When you see a package marked fragile do you hold it a little closer and a bit tighter? I do too. How can it be that something as fragile as time is treated with so little care?


When all is quiet and still my mind goes into overdrive. Perhaps this is why so many drown out the silence with noise. For the first 5 years as a mother my thoughts tormented me. I "knew" Jesus was the way and I "knew" much about what the Bible said but in reality what did that really look like? Others would come along and tell me the way but it didn't seem to be working for me. Perhaps they weren't hurting and struggling as I was or perhaps they were just pretending too.


I am learning that it is in the still that God's whisper can often be heard. It is good to face myself hard as that may be. In the silence I can recall with pinpoint accuracy all my failures and mistakes. As I surrender my whole heart to God I find the deafening silence can become something beautiful. Like a heart transplant patient as I lay it out in the open the Surgeon inspects it, dissects it and repairs it. Instead of the infection spreading the Surgeon gets to the root.

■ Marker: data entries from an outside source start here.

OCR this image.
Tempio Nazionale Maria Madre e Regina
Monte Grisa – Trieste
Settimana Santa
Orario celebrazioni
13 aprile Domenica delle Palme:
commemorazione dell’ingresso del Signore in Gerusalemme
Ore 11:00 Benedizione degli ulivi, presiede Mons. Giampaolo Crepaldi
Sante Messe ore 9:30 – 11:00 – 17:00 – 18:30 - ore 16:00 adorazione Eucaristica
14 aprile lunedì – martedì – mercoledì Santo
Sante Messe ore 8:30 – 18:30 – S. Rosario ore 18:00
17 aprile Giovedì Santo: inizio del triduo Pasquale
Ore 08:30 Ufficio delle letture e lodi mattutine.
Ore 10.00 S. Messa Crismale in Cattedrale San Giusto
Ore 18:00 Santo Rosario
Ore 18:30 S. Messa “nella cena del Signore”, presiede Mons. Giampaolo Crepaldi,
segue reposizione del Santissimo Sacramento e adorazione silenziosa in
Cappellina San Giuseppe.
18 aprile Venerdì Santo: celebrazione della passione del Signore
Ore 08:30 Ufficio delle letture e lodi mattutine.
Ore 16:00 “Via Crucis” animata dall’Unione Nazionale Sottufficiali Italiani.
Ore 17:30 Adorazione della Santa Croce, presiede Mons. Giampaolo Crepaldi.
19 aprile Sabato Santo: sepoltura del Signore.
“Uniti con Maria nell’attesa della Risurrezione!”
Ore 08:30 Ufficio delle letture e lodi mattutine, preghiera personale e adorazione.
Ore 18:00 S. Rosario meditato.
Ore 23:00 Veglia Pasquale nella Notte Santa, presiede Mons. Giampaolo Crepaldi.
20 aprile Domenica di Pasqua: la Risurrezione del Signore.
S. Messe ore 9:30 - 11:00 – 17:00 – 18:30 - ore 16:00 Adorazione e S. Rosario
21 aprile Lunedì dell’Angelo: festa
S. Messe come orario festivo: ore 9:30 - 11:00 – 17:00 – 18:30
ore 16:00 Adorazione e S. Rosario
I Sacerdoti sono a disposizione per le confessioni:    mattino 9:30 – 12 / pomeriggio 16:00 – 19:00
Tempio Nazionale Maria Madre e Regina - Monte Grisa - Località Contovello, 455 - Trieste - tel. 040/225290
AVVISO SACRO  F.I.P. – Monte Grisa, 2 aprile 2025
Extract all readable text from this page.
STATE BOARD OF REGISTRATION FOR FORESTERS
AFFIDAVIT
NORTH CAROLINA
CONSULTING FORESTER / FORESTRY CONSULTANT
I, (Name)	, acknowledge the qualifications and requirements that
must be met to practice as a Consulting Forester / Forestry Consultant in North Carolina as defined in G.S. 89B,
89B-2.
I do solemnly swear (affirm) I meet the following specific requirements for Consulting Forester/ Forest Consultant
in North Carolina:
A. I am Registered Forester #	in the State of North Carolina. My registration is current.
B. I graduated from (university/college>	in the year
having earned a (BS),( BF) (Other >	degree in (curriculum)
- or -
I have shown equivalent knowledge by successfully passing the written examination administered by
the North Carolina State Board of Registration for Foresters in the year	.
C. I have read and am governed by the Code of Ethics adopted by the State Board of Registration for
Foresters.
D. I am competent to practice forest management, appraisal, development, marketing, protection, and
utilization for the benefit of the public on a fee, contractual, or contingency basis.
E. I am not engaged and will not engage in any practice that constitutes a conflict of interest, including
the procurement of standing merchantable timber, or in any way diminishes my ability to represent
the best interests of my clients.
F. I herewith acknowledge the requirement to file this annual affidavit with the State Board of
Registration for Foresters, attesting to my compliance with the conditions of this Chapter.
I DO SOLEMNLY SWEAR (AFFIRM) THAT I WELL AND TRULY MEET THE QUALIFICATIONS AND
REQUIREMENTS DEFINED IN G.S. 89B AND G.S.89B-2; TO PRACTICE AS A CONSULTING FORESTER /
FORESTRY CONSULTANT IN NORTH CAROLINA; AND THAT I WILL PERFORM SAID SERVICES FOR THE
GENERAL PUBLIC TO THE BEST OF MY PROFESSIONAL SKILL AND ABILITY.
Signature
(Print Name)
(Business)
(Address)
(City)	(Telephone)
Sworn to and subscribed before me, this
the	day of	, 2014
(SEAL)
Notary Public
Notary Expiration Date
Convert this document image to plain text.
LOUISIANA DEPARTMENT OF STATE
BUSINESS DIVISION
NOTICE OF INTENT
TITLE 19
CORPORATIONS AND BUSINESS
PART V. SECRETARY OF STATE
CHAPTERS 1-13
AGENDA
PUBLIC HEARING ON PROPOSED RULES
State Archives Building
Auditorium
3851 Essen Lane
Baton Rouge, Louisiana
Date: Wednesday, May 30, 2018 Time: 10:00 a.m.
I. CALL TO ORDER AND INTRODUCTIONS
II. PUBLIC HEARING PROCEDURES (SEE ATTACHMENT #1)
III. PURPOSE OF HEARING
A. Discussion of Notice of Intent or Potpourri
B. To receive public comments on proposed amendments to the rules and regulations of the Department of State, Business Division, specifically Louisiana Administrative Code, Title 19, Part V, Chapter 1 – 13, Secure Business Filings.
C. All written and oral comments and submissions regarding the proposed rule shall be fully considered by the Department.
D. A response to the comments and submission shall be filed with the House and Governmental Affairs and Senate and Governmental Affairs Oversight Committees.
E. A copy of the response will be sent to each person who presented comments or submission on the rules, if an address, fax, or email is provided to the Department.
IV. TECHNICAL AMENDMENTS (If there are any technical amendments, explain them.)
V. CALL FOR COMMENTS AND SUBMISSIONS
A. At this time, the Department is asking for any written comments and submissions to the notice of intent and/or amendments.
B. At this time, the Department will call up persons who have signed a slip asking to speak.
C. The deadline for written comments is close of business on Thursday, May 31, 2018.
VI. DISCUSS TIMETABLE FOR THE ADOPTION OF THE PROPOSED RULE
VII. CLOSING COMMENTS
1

He has done this for me today and He wants to do so for you. It is true that feelings will come and they will go. Fickle friends I suppose you could say. You cannot put too much stock into them however there is one thing they are good for. They often alert you to a greater problem that lurks. A precious friend posed the following question concerning a particular emotion:


Don't you think God is big enough to handle your anger?


I'd learned to suppress my emotions and never deal with them. Of course God can handle my emotions and they certainly don't catch Him by surprise.


In our still moments today, may we lay our hearts out on the operating table and may the Surgeon do His work.